You could go for Kirsten Dunst's brave turn in the Mad Dane's Melancholia, or Carey Mulligan (in either Shame or Drive). Kristen Wiig scored a few votes for her scene-stealing in the very enjoyable Bridesmaids (THAT'S how you do comedy without racism or homophobia, Todd Phillips). She might be an almost nailed-on cert for the Oscars, but Meryl Streep didn't get a lot of love from our writers - could it be that the equation Good Impersonation + Historical Interest = Awards Nom is beginning to wear a bit thin? Maybe. Our top three actresses put in dedicated, heartfelt shifts and I'd be disappointed if our winner doesn't end up with something tangible as the fancy frocks are put away for another year. She certainly deserves it.

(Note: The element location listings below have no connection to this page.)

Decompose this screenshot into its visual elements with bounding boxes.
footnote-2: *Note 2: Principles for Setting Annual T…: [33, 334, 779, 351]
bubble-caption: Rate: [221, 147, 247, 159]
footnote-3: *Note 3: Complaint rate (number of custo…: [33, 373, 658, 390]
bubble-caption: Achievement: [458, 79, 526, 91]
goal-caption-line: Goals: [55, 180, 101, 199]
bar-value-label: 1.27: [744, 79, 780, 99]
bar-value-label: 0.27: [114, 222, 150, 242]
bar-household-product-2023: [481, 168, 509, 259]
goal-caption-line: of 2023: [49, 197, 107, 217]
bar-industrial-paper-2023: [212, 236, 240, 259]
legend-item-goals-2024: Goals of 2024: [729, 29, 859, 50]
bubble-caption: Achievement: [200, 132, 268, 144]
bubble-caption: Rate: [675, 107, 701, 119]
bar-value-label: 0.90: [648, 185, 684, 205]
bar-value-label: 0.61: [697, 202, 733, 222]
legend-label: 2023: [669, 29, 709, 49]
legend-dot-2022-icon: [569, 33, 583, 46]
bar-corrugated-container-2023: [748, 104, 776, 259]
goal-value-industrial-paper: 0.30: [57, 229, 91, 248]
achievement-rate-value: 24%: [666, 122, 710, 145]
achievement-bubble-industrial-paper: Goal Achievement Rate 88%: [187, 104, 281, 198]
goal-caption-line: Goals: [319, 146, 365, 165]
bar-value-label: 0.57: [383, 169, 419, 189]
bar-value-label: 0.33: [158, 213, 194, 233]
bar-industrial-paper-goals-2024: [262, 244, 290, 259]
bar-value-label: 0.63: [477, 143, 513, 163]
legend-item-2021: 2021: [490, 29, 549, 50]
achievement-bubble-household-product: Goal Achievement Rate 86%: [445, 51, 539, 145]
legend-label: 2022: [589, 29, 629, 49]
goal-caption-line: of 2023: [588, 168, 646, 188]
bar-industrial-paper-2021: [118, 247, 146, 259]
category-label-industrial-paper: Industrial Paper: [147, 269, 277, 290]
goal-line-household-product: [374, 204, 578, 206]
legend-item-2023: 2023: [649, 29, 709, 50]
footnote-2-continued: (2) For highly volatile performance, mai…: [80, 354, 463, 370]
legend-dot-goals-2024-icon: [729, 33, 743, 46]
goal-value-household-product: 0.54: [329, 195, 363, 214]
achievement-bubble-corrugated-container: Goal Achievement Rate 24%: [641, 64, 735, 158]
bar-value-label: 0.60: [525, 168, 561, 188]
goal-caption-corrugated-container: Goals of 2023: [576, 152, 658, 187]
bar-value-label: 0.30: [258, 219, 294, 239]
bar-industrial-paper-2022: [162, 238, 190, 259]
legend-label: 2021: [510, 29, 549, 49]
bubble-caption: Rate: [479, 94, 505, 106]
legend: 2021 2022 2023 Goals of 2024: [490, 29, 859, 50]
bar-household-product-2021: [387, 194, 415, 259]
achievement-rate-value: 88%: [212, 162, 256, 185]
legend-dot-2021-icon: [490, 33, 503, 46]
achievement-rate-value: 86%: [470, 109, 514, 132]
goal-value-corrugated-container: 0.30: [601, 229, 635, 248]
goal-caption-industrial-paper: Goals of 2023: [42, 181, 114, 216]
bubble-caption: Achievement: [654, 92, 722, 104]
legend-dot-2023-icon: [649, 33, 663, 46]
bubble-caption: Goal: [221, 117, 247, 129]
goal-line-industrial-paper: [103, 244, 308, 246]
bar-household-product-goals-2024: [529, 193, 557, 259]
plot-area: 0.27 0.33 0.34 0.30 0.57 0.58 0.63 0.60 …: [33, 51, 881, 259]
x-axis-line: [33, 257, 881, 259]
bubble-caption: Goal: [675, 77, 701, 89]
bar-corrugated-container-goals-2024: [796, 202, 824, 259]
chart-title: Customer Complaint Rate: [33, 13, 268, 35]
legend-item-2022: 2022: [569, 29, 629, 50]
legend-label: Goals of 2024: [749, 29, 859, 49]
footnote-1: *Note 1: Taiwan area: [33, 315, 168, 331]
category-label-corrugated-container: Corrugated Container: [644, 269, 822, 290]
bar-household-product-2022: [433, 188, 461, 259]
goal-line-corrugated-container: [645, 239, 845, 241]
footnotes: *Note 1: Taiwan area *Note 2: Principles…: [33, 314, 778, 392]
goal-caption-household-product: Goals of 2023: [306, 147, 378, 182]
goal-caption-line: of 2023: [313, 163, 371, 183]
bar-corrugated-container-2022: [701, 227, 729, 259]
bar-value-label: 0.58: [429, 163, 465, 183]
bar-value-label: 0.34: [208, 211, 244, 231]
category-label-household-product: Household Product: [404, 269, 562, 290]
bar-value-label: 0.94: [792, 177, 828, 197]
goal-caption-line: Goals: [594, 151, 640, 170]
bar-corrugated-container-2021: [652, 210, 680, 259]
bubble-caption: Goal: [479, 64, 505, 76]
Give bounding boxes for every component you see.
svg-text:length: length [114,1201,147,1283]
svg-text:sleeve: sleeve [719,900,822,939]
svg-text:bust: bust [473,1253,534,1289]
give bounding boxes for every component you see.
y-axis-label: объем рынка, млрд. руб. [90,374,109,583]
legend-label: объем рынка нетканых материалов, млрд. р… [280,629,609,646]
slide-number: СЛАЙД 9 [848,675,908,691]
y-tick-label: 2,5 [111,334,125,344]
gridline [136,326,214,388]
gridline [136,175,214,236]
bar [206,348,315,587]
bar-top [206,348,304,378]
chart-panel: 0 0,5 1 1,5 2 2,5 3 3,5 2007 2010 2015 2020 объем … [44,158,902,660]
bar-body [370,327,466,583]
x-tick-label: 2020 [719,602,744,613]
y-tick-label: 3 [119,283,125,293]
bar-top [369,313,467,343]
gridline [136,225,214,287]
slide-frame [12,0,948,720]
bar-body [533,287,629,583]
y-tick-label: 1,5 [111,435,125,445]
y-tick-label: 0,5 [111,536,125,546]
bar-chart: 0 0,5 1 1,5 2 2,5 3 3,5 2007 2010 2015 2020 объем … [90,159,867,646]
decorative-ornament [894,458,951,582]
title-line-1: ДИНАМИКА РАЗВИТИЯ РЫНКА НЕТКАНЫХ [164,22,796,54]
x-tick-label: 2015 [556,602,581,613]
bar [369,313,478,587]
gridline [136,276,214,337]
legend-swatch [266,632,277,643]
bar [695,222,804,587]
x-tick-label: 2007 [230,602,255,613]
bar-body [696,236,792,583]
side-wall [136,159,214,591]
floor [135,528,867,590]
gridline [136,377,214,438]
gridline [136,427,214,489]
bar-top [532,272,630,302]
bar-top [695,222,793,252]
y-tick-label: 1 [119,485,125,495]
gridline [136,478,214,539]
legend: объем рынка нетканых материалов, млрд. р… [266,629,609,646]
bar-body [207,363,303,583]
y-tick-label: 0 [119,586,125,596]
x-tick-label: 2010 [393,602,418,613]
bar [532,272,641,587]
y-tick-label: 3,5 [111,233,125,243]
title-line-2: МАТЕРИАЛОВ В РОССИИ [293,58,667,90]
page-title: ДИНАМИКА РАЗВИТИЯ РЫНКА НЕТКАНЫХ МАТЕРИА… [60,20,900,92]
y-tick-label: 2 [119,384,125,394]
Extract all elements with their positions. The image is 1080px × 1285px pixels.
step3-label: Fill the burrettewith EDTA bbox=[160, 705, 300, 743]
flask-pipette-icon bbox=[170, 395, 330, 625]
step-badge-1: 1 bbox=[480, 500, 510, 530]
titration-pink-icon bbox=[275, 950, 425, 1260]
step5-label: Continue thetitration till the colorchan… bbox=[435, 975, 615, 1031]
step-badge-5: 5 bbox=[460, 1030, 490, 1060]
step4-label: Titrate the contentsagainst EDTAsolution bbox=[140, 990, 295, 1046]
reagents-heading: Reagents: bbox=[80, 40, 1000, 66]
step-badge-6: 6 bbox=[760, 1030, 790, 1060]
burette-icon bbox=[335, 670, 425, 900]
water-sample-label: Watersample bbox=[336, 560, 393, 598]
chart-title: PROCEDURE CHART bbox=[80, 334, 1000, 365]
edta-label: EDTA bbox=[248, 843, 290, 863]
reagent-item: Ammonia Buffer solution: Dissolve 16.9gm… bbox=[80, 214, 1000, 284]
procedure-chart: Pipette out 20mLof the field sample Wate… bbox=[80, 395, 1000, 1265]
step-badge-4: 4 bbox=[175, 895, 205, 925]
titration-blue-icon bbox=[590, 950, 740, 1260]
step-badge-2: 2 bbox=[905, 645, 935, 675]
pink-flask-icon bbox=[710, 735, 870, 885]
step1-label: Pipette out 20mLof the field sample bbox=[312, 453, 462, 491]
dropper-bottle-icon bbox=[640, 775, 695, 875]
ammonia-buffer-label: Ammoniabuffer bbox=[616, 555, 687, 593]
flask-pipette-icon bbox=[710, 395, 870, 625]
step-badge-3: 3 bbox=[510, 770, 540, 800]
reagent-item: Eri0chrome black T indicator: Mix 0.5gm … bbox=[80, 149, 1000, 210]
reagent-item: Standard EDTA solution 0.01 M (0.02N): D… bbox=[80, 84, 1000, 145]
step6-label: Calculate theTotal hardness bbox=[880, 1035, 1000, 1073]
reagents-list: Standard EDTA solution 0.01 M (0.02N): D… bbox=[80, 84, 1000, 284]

So then - in third place, stepping to the stage, Natalie Portman for Black Swan. Yes, it seems like it was longer than a year ago, but it was a 2011 flick and is eligible. Portman's superb performance puts the hideous spectre of Queen Amidala in her rearview mirror once and for all - why did she have to blot her copybook with No Strings Attached (No Laughs Included)?
Second place is Olivia Coleman for her role in Paddy Considine's brutal-as-hell Tyrannosaur. I've never met Coleman, but she comes across
as completely and utterly grounded and almost dismissive of her talent - which, on this basis, is pretty immense. She nabbed an award at Sundance this year for her role as Hannah, the respectable and wholesome Christian woman who does her best to redeem the drunken and violent Joseph. Her work as Carol Thatcher was strong in The Iron Lady and we will see her next - on the big screen, at least - with Bill Murray in Hyde Park on Hudson, where she will be playing the Queen. Versatile!
First place, by less than a single percentage point, is Tilda Swinton for her role in We Need To Talk About Kevin. Acting doesn't get much better than the subtly brilliant display put by Swinton here. My wife recently gave birth to our first child, and this is not a film I would easily put on for a quiet
evening viewing. Not now. This is a mother living a mother's worst nightmare - everyone else thinks that Kevin is a normal little boy, but Swinton's Eva is not deceived. She sees the evil in him. And what do you do when you find yourself in a situation like that? How responsible is a parent for how a child turns out. Nature or nurture - does it matter? Swinton inhabits this role completely and describes this most horrible of maternal nightmares so precisely that it left me feeling sick. Yep, brilliant. Can't argue with this pick. A very well-deserving winner.